Meu coco é uma forma popular e antiga de dizer “a minha cabeça” no Brasil, terra que tem aberto novas janelas para a língua portuguesa. Sem fechar as antigas, ao contrário do que se tem feito por aqui. Bardo da língua e da música, Caetano Veloso regressa no limiar dos seus 80 anos com o desconforto próprio de quem nunca se resignou às verdades circundantes. Como aconteceu entre 1967 e 1968, quando o Tropicalismo abanou as delicadas melodias desses dias e as apertadas regras do regime militar reinante. Hoje Caetano está no lado de fora, abanando o patético governo de Jair Bolsonaro. De onde caem cocos, que acertam na fragmentada sociedade brasileira. Olhar crítico, combina isso com uma sensibilidade única, como fica evidente neste novo disco, “Meu Coco” (CD Sony 2021).
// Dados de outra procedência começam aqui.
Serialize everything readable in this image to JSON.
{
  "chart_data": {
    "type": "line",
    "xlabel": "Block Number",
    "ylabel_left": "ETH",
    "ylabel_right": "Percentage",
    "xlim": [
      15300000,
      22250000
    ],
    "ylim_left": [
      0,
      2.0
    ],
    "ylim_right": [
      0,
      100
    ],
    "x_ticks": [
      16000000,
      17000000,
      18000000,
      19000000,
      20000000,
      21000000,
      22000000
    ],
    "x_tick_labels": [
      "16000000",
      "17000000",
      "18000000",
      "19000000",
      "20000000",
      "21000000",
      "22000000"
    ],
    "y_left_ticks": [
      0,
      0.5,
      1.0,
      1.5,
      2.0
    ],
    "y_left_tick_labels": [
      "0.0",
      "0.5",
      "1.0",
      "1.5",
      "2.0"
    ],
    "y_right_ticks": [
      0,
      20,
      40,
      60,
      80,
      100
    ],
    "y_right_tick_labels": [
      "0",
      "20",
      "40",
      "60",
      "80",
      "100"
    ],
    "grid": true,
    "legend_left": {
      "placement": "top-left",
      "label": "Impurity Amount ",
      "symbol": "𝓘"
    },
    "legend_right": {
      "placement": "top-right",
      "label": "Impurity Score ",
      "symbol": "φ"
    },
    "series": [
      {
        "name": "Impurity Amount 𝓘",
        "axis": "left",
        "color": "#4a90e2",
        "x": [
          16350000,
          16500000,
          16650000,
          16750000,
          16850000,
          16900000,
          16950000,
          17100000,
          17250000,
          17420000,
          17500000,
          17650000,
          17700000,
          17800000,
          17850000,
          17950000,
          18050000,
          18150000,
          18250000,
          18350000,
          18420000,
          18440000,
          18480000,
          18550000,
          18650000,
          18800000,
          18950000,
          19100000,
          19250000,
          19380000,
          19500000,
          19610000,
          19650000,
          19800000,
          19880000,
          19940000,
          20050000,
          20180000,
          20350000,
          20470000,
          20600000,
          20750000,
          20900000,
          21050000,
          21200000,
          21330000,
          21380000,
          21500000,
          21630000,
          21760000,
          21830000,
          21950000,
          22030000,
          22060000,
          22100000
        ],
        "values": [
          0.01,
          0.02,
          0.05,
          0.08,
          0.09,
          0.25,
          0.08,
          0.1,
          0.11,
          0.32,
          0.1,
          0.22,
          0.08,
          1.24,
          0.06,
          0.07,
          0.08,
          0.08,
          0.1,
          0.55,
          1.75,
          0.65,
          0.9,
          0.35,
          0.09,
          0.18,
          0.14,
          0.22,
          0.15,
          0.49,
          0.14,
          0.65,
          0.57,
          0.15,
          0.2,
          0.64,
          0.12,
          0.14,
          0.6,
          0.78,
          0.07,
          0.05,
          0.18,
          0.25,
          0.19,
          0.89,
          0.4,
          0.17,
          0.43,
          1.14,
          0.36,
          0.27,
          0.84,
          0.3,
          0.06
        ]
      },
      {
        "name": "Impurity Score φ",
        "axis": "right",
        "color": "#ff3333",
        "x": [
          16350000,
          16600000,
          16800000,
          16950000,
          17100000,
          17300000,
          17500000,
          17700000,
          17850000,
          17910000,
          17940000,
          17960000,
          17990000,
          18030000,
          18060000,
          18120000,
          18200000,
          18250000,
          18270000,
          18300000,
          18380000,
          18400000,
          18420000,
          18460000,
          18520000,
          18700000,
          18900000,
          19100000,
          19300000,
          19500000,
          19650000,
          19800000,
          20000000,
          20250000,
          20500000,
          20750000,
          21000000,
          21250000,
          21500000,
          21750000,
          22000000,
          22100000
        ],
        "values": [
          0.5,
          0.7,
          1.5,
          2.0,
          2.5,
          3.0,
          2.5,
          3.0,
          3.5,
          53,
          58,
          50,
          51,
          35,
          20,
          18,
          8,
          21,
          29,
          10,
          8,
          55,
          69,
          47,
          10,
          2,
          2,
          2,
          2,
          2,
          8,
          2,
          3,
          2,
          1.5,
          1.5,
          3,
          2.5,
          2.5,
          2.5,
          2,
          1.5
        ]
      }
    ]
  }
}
Há aqui alvos bem definidos, a começar pela nova ordem mundial arquitetada em Silicon Valley, o quartel-general das empresas de tecnologia globais que usam os algoritmos como guarda pretoriana de um novo domínio nas fronteiras estreitas das redes sociais.
Tudo está num tema fulcral deste disco, “Anjos Tronchos”, onde as palavras se impõem ao som sombrio dos sintetizadores e à leveza do baixo e guitarra. É a ironia do destino. Caetano usa a tecnologia para combater a sua radicalidade totalitária: “Que é que pode ser salvação? / Que nuvem, se nem espaço há? / Nem tempo, nem sim nem não. Sim: nem não”. Está aqui tudo. Mas este “Meu Coco” é muito mais do que isso. Há o funk muito político de “Não vou Deixar”. E há a homenagem aos grandes músicos brasileiros, de Pixinguinha a Milton Nascimento, convocados como se fossem orixás em “Gilgal”. Isto porque, por detrás das leituras sombrias da realidade, Caetano não perde o otimismo, mesmo se “o português é o negro dentre as eurolínguas”. Porque a felicidade ainda é possível, mesmo se o Brasil deslizou do “país do sonho” em que se acreditou poder ser por um momento. “Meu Coco” é uma lição de criatividade de um grande autor. Uma carta de amor no meio do nevoeiro.